Meski kebijakan ekspor senjata dihentikan, Merz menegaskan bahwa fondasi hubungan Jerman–Israel tetap kukuh.
“Jerman telah berdiri teguh di sisi Israel selama 80 tahun. Itu tidak akan berubah,” tegasnya.
Merz sebelumnya telah mengumumkan pada Jumat (8/8) bahwa Jerman akan menangguhkan pengiriman peralatan militer yang berpotensi digunakan dalam konflik Gaza. Kebijakan ini berlaku “hingga pemberitahuan lebih lanjut”, menandai pergeseran besar dari sikap Berlin yang selama ini dikenal sebagai sekutu terdekat Israel di Eropa.
Sikap baru ini juga diiringi oleh “keprihatinan mendalam” Merz terhadap penderitaan warga sipil Gaza. Ia menilai rencana militer terbaru Israel “semakin tidak jelas” dan menimbulkan tanda tanya soal arah kebijakan Tel Aviv.

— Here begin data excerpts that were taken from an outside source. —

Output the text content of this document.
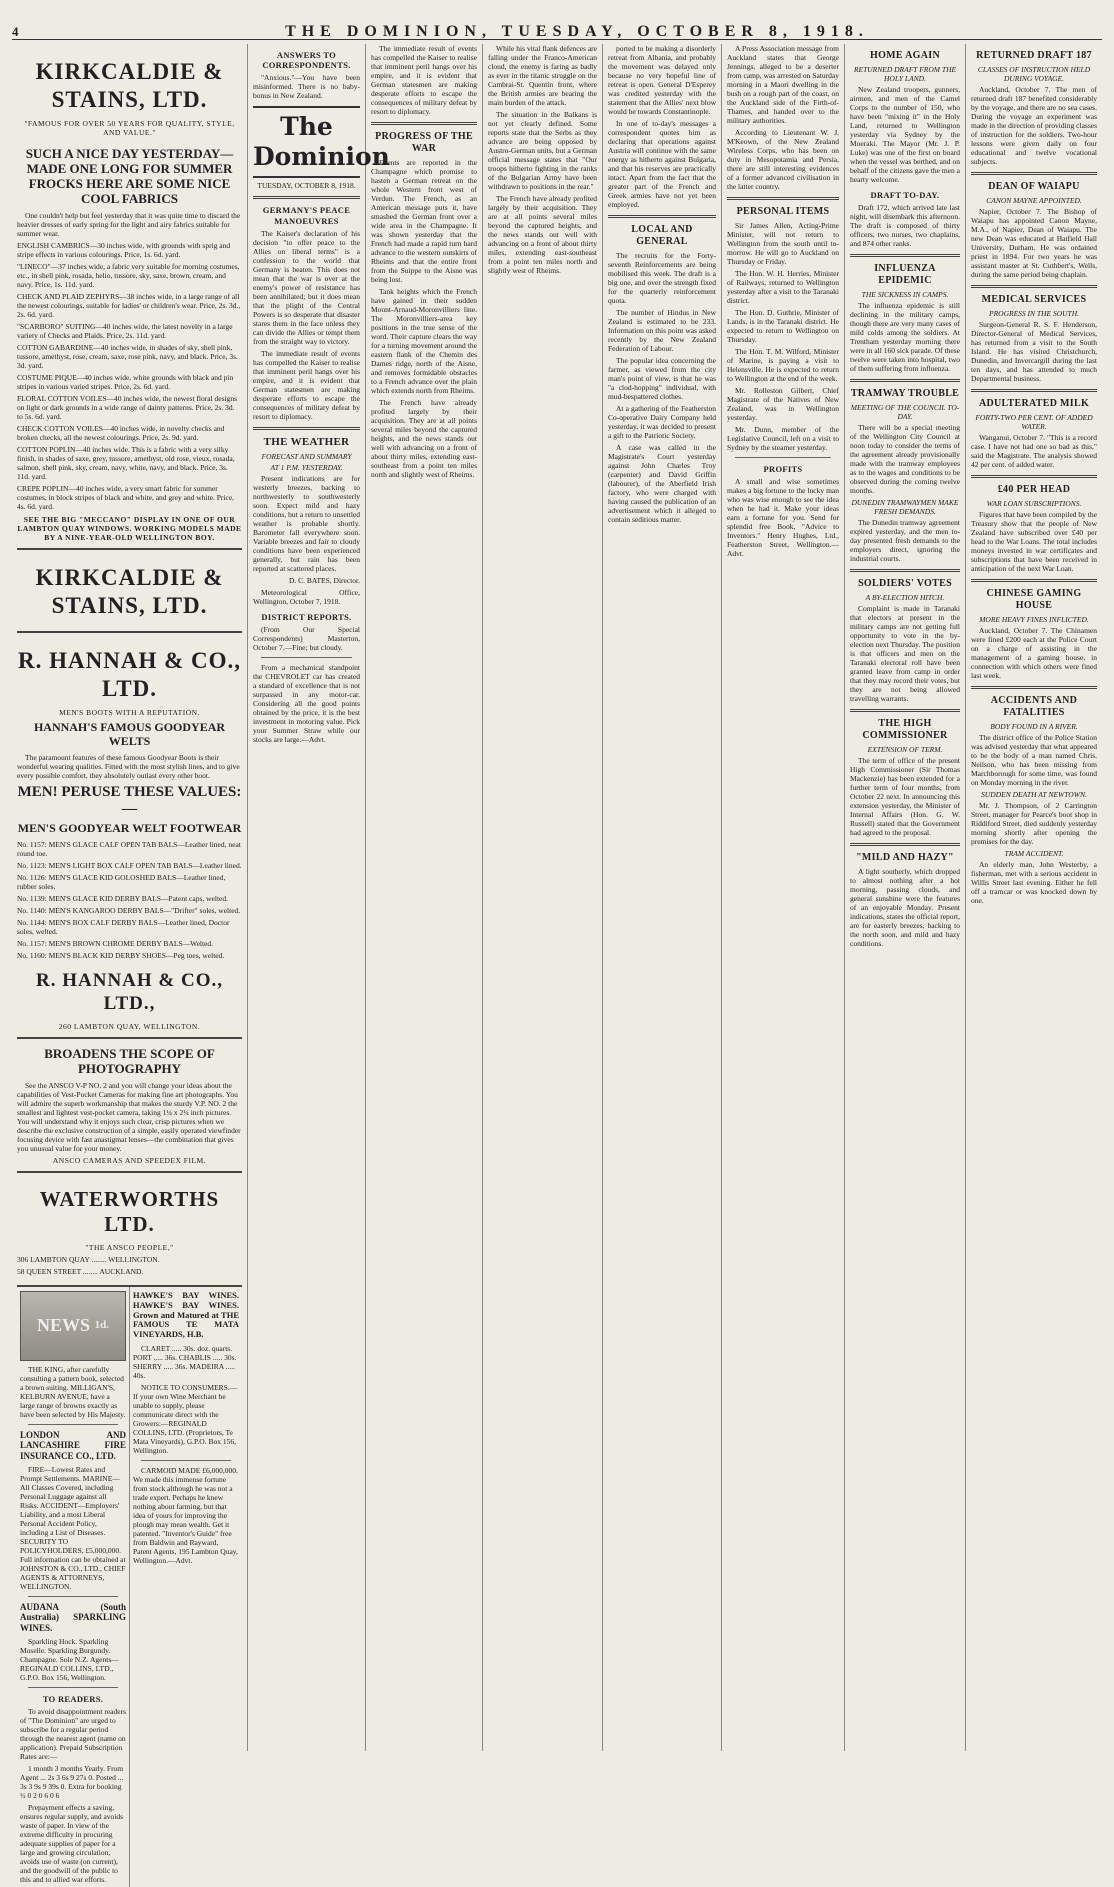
4	THE DOMINION, TUESDAY, OCTOBER 8, 1918.
KIRKCALDIE & STAINS, LTD.
"FAMOUS FOR OVER 50 YEARS FOR QUALITY, STYLE, AND VALUE."
SUCH A NICE DAY YESTERDAY—MADE ONE LONG FOR SUMMER FROCKS HERE ARE SOME NICE COOL FABRICS

One couldn't help but feel yesterday that it was quite time to discard the heavier dresses of early spring for the light and airy fabrics suitable for summer wear.

ENGLISH CAMBRICS—30 inches wide, with grounds with sprig and stripe effects in various colourings. Price, 1s. 6d. yard.
"LINECO"—37 inches wide, a fabric very suitable for morning costumes, etc., in shell pink, rosada, helio, tussore, sky, saxe, brown, cream, and navy. Price, 1s. 11d. yard.
CHECK AND PLAID ZEPHYRS—38 inches wide, in a large range of all the newest colourings, suitable for ladies' or children's wear. Price, 2s. 3d., 2s. 6d. yard.
"SCARBORO" SUITING—40 inches wide, the latest novelty in a large variety of Checks and Plaids. Price, 2s. 11d. yard.
COTTON GABARDINE—40 inches wide, in shades of sky, shell pink, tussore, amethyst, rose, cream, saxe, rose pink, navy, and black. Price, 3s. 3d. yard.
COSTUME PIQUE—40 inches wide, white grounds with black and pin stripes in various varied stripes. Price, 2s. 6d. yard.
FLORAL COTTON VOILES—40 inches wide, the newest floral designs on light or dark grounds in a wide range of dainty patterns. Price, 2s. 3d. to 5s. 6d. yard.
CHECK COTTON VOILES—40 inches wide, in novelty checks and broken checks, all the newest colourings. Price, 2s. 9d. yard.
COTTON POPLIN—40 inches wide. This is a fabric with a very silky finish, in shades of saxe, grey, tussore, amethyst, old rose, vieux, rosada, salmon, shell pink, sky, cream, navy, white, navy, and black. Price, 3s. 11d. yard.
CREPE POPLIN—40 inches wide, a very smart fabric for summer costumes, in block stripes of black and white, and grey and white. Price, 4s. 6d. yard.
SEE THE BIG "MECCANO" DISPLAY IN ONE OF OUR LAMBTON QUAY WINDOWS. WORKING MODELS MADE BY A NINE-YEAR-OLD WELLINGTON BOY.
KIRKCALDIE & STAINS, LTD.
R. HANNAH & CO., LTD.
MEN'S BOOTS WITH A REPUTATION.
HANNAH'S FAMOUS GOODYEAR WELTS

The paramount features of these famous Goodyear Boots is their wonderful wearing qualities. Fitted with the most stylish lines, and to give every possible comfort, they absolutely outlast every other boot.

MEN! PERUSE THESE VALUES:—
MEN'S GOODYEAR WELT FOOTWEAR
No. 1157: MEN'S GLACE CALF OPEN TAB BALS—Leather lined, neat round toe.
No. 1123: MEN'S LIGHT BOX CALF OPEN TAB BALS—Leather lined.
No. 1126: MEN'S GLACE KID GOLOSHED BALS—Leather lined, rubber soles.
No. 1139: MEN'S GLACE KID DERBY BALS—Patent caps, welted.
No. 1140: MEN'S KANGAROO DERBY BALS—"Drifter" soles, welted.
No. 1144: MEN'S BOX CALF DERBY BALS—Leather lined, Doctor soles, welted.
No. 1157: MEN'S BROWN CHROME DERBY BALS—Welted.
No. 1160: MEN'S BLACK KID DERBY SHOES—Peg toes, welted.
R. HANNAH & CO., LTD.,
260 LAMBTON QUAY, WELLINGTON.
BROADENS THE SCOPE OF PHOTOGRAPHY

See the ANSCO V-P NO. 2 and you will change your ideas about the capabilities of Vest-Pocket Cameras for making fine art photographs. You will admire the superb workmanship that makes the sturdy V.P. NO. 2 the smallest and lightest vest-pocket camera, taking 1¼ x 2¼ inch pictures. You will understand why it enjoys such clear, crisp pictures when we describe the exclusive construction of a simple, easily operated viewfinder focusing device with fast anastigmat lenses—the combination that gives you unusual value for your money.

ANSCO CAMERAS AND SPEEDEX FILM.
WATERWORTHS LTD.
"THE ANSCO PEOPLE,"
306 LAMBTON QUAY ........ WELLINGTON.
58 QUEEN STREET ........ AUCKLAND.
NEWS
1d.

THE KING, after carefully consulting a pattern book, selected a brown suiting. MILLIGAN'S, KELBURN AVENUE, have a large range of browns exactly as have been selected by His Majesty.

LONDON AND LANCASHIRE FIRE INSURANCE CO., LTD.

FIRE—Lowest Rates and Prompt Settlements. MARINE—All Classes Covered, including Personal Luggage against all Risks. ACCIDENT—Employers' Liability, and a most Liberal Personal Accident Policy, including a List of Diseases. SECURITY TO POLICYHOLDERS, £5,000,000. Full information can be obtained at JOHNSTON & CO., LTD., CHIEF AGENTS & ATTORNEYS, WELLINGTON.

AUDANA (South Australia) SPARKLING WINES.

Sparkling Hock. Sparkling Moselle. Sparkling Burgundy. Champagne. Sole N.Z. Agents—REGINALD COLLINS, LTD., G.P.O. Box 156, Wellington.

TO READERS.

To avoid disappointment readers of "The Dominion" are urged to subscribe for a regular period through the nearest agent (name on application). Prepaid Subscription Rates are:—

1 month 3 months Yearly. From Agent ... 2s 3 6s 9 27s 0. Posted ... 3s 3 9s 9 39s 0. Extra for booking ½ 0 2 0 6 0 6

Prepayment effects a saving, ensures regular supply, and avoids waste of paper. In view of the extreme difficulty in procuring adequate supplies of paper for a large and growing circulation, avoids use of waste (on current), and the goodwill of the public to this and to allied war efforts.

HAWKE'S BAY WINES. HAWKE'S BAY WINES. Grown and Matured at THE FAMOUS TE MATA VINEYARDS, H.B.

CLARET ..... 30s. doz. quarts. PORT ..... 36s. CHABLIS ..... 30s. SHERRY ..... 36s. MADEIRA ..... 40s.

NOTICE TO CONSUMERS.—If your own Wine Merchant be unable to supply, please communicate direct with the Growers:—REGINALD COLLINS, LTD. (Proprietors, Te Mata Vineyards), G.P.O. Box 156, Wellington.

CARMOID MADE £6,000,000. We made this immense fortune from stock although he was not a trade expert. Perhaps he knew nothing about farming, but that idea of yours for improving the plough may mean wealth. Get it patented. "Inventor's Guide" free from Baldwin and Rayward, Patent Agents, 195 Lambton Quay, Wellington.—Advt.

ANSWERS TO CORRESPONDENTS.

"Anxious."—You have been misinformed. There is no baby-bonus in New Zealand.

The Dominion
TUESDAY, OCTOBER 8, 1918.
GERMANY'S PEACE MANOEUVRES

The Kaiser's declaration of his decision "to offer peace to the Allies on liberal terms" is a confession to the world that Germany is beaten. This does not mean that the war is over at the enemy's power of resistance has been annihilated; but it does mean that the plight of the Central Powers is so desperate that disaster stares them in the face unless they can divide the Allies or tempt them from the straight way to victory.

The immediate result of events has compelled the Kaiser to realise that imminent peril hangs over his empire, and it is evident that German statesmen are making desperate efforts to escape the consequences of military defeat by resort to diplomacy.

THE WEATHER
FORECAST AND SUMMARY
AT 1 P.M. YESTERDAY.

Present indications are for westerly breezes, backing to northwesterly to southwesterly soon. Expect mild and hazy conditions, but a return to unsettled weather is probable shortly. Barometer fall everywhere soon. Variable breezes and fair to cloudy conditions have been experienced generally, but rain has been reported at scattered places.

D. C. BATES, Director.

Meteorological Office, Wellington, October 7, 1918.

DISTRICT REPORTS.

(From Our Special Correspondents) Masterton, October 7.—Fine; but cloudy.

From a mechanical standpoint the CHEVROLET car has created a standard of excellence that is not surpassed in any motor-car. Considering all the good points obtained by the price, it is the best investment in motoring value. Pick your Summer Straw while our stocks are large.—Advt.

The immediate result of events has compelled the Kaiser to realise that imminent peril hangs over his empire, and it is evident that German statesmen are making desperate efforts to escape the consequences of military defeat by resort to diplomacy.

PROGRESS OF THE WAR

Events are reported in the Champagne which promise to hasten a German retreat on the whole Western front west of Verdun. The French, as an American message puts it, have smashed the German front over a wide area in the Champagne. It was shown yesterday that the French had made a rapid turn hard advance to the western outskirts of Rheims and that the entire front from the Suippe to the Aisne was being lost.

Tank heights which the French have gained in their sudden Mount-Arnaud-Moronvilliers line. The Moronvilliers-area key positions in the true sense of the word. Their capture clears the way for a turning movement around the eastern flank of the Chemin des Dames ridge, north of the Aisne, and removes formidable obstacles to a French advance over the plain which extends north from Rheims.

The French have already profited largely by their acquisition. They are at all points several miles beyond the captured heights, and the news stands out well with advancing on a front of about thirty miles, extending east-southeast from a point ten miles north and slightly west of Rheims.

While his vital flank defences are falling under the Franco-American cloud, the enemy is faring as badly as ever in the titanic struggle on the Cambrai-St. Quentin front, where the British armies are bearing the main burden of the attack.

The situation in the Balkans is not yet clearly defined. Some reports state that the Serbs as they advance are being opposed by Austro-German units, but a German official message states that "Our troops hitherto fighting in the ranks of the Bulgarian Army have been withdrawn to positions in the rear."

The French have already profited largely by their acquisition. They are at all points several miles beyond the captured heights, and the news stands out well with advancing on a front of about thirty miles, extending east-southeast from a point ten miles north and slightly west of Rheims.

ported to be making a disorderly retreat from Albania, and probably the movement was delayed only because no very hopeful line of retreat is open. General D'Esperey was credited yesterday with the statement that the Allies' next blow would be towards Constantinople.

In one of to-day's messages a correspondent quotes him as declaring that operations against Austria will continue with the same energy as hitherto against Bulgaria, and that his reserves are practically intact. Apart from the fact that the greater part of the French and Greek armies have not yet been employed.

LOCAL AND GENERAL

The recruits for the Forty-seventh Reinforcements are being mobilised this week. The draft is a big one, and over the strength fixed for the quarterly reinforcement quota.

The number of Hindus in New Zealand is estimated to be 233. Information on this point was asked recently by the New Zealand Federation of Labour.

The popular idea concerning the farmer, as viewed from the city man's point of view, is that he was "a clod-hopping" individual, with mud-bespattered clothes.

At a gathering of the Featherston Co-operative Dairy Company held yesterday, it was decided to present a gift to the Patriotic Society.

A case was called in the Magistrate's Court yesterday against John Charles Troy (carpenter) and David Griffin (labourer), of the Aberfield Irish factory, who were charged with having caused the publication of an advertisement which it alleged to contain seditious matter.

A Press Association message from Auckland states that George Jennings, alleged to be a deserter from camp, was arrested on Saturday morning in a Maori dwelling in the bush on a rough part of the coast, on the Auckland side of the Firth-of-Thames, and handed over to the military authorities.

According to Lieutenant W. J. M'Keown, of the New Zealand Wireless Corps, who has been on duty in Mesopotamia and Persia, there are still interesting evidences of a former advanced civilisation in the latter country.

PERSONAL ITEMS

Sir James Allen, Acting-Prime Minister, will not return to Wellington from the south until to-morrow. He will go to Auckland on Thursday or Friday.

The Hon. W. H. Herries, Minister of Railways, returned to Wellington yesterday after a visit to the Taranaki district.

The Hon. D. Guthrie, Minister of Lands, is in the Taranaki district. He expected to return to Wellington on Thursday.

The Hon. T. M. Wilford, Minister of Marine, is paying a visit to Helensville. He is expected to return to Wellington at the end of the week.

Mr. Rolleston Gilbert, Chief Magistrate of the Natives of New Zealand, was in Wellington yesterday.

Mr. Dunn, member of the Legislative Council, left on a visit to Sydney by the steamer yesterday.

PROFITS

A small and wise sometimes makes a big fortune to the lucky man who was wise enough to see the idea when he had it. Make your ideas earn a fortune for you. Send for splendid free Book, "Advice to Inventors." Henry Hughes, Ltd., Featherston Street, Wellington.—Advt.

HOME AGAIN
RETURNED DRAFT FROM THE HOLY LAND.

New Zealand troopers, gunners, airmen, and men of the Camel Corps to the number of 150, who have been "mixing it" in the Holy Land, returned to Wellington yesterday via Sydney by the Moeraki. The Mayor (Mr. J. P. Luke) was one of the first on board when the vessel was berthed, and on behalf of the citizens gave the men a hearty welcome.

DRAFT TO-DAY.

Draft 172, which arrived late last night, will disembark this afternoon. The draft is composed of thirty officers, two nurses, two chaplains, and 874 other ranks.

INFLUENZA EPIDEMIC
THE SICKNESS IN CAMPS.

The influenza epidemic is still declining in the military camps, though there are very many cases of mild colds among the soldiers. At Trentham yesterday morning there were in all 160 sick parade. Of these twelve were taken into hospital, two of them suffering from influenza.

TRAMWAY TROUBLE
MEETING OF THE COUNCIL TO-DAY.

There will be a special meeting of the Wellington City Council at noon today to consider the terms of the agreement already provisionally made with the tramway employees as to the wages and conditions to be observed during the coming twelve months.

DUNEDIN TRAMWAYMEN MAKE FRESH DEMANDS.

The Dunedin tramway agreement expired yesterday, and the men to-day presented fresh demands to the employers direct, ignoring the industrial courts.

SOLDIERS' VOTES
A BY-ELECTION HITCH.

Complaint is made in Taranaki that electors at present in the military camps are not getting full opportunity to vote in the by-election next Thursday. The position is that officers and men on the Taranaki electoral roll have been granted leave from camp in order that they may record their votes, but they are not being allowed travelling warrants.

THE HIGH COMMISSIONER
EXTENSION OF TERM.

The term of office of the present High Commissioner (Sir Thomas Mackenzie) has been extended for a further term of four months, from October 22 next. In announcing this extension yesterday, the Minister of Internal Affairs (Hon. G. W. Russell) stated that the Government had agreed to the proposal.

"MILD AND HAZY"

A light southerly, which dropped to almost nothing after a hot morning, passing clouds, and general sunshine were the features of an enjoyable Monday. Present indications, states the official report, are for easterly breezes, backing to the north soon, and mild and hazy conditions.

RETURNED DRAFT 187
CLASSES OF INSTRUCTION HELD DURING VOYAGE.

Auckland, October 7. The men of returned draft 187 benefited considerably by the voyage, and there are no sea cases. During the voyage an experiment was made in the direction of providing classes of instruction for the soldiers. Two-hour lessons were given daily on four educational and twelve vocational subjects.

DEAN OF WAIAPU
CANON MAYNE APPOINTED.

Napier, October 7. The Bishop of Waiapu has appointed Canon Mayne, M.A., of Napier, Dean of Waiapu. The new Dean was educated at Hatfield Hall University, Durham. He was ordained priest in 1894. For two years he was assistant master at St. Cuthbert's, Wells, during the same period being chaplain.

MEDICAL SERVICES
PROGRESS IN THE SOUTH.

Surgeon-General R. S. F. Henderson, Director-General of Medical Services, has returned from a visit to the South Island. He has visited Christchurch, Dunedin, and Invercargill during the last ten days, and has attended to much Departmental business.

ADULTERATED MILK
FORTY-TWO PER CENT. OF ADDED WATER.

Wanganui, October 7. "This is a record case. I have not had one so bad as this," said the Magistrate. The analysis showed 42 per cent. of added water.

£40 PER HEAD
WAR LOAN SUBSCRIPTIONS.

Figures that have been compiled by the Treasury show that the people of New Zealand have subscribed over £40 per head to the War Loans. The total includes moneys invested in war certificates and subscriptions that have been received in anticipation of the next War Loan.

CHINESE GAMING HOUSE
MORE HEAVY FINES INFLICTED.

Auckland, October 7. The Chinamen were fined £200 each at the Police Court on a charge of assisting in the management of a gaming house, in connection with which others were fined last week.

ACCIDENTS AND FATALITIES
BODY FOUND IN A RIVER.

The district office of the Police Station was advised yesterday that what appeared to be the body of a man named Chris. Neilson, who has been missing from Marchborough for some time, was found on Monday morning in the river.

SUDDEN DEATH AT NEWTOWN.

Mr. J. Thompson, of 2 Carrington Street, manager for Pearce's boot shop in Riddiford Street, died suddenly yesterday morning shortly after opening the premises for the day.

TRAM ACCIDENT.

An elderly man, John Westerby, a fisherman, met with a serious accident in Willis Street last evening. Either he fell off a tramcar or was knocked down by one.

Selama beberapa dekade, Jerman menjadi pemasok senjata terbesar kedua bagi Israel setelah Amerika Serikat. Dukungan ini tidak lepas dari beban sejarah Holocaust, yang menjadi landasan kebijakan luar negeri Berlin dikenal sebagai Staatraison—sebuah konsep “alasan negara” yang menempatkan kepentingan dan keamanan Israel sebagai bagian dari tanggung jawab historis Jerman. Dengan keputusan terbaru ini, Jerman seakan menarik rem darurat di tengah laju konflik yang kian memanas, mencoba mengarahkan roda diplomasi sebelum Gaza sepenuhnya terseret ke jurang kehancuran.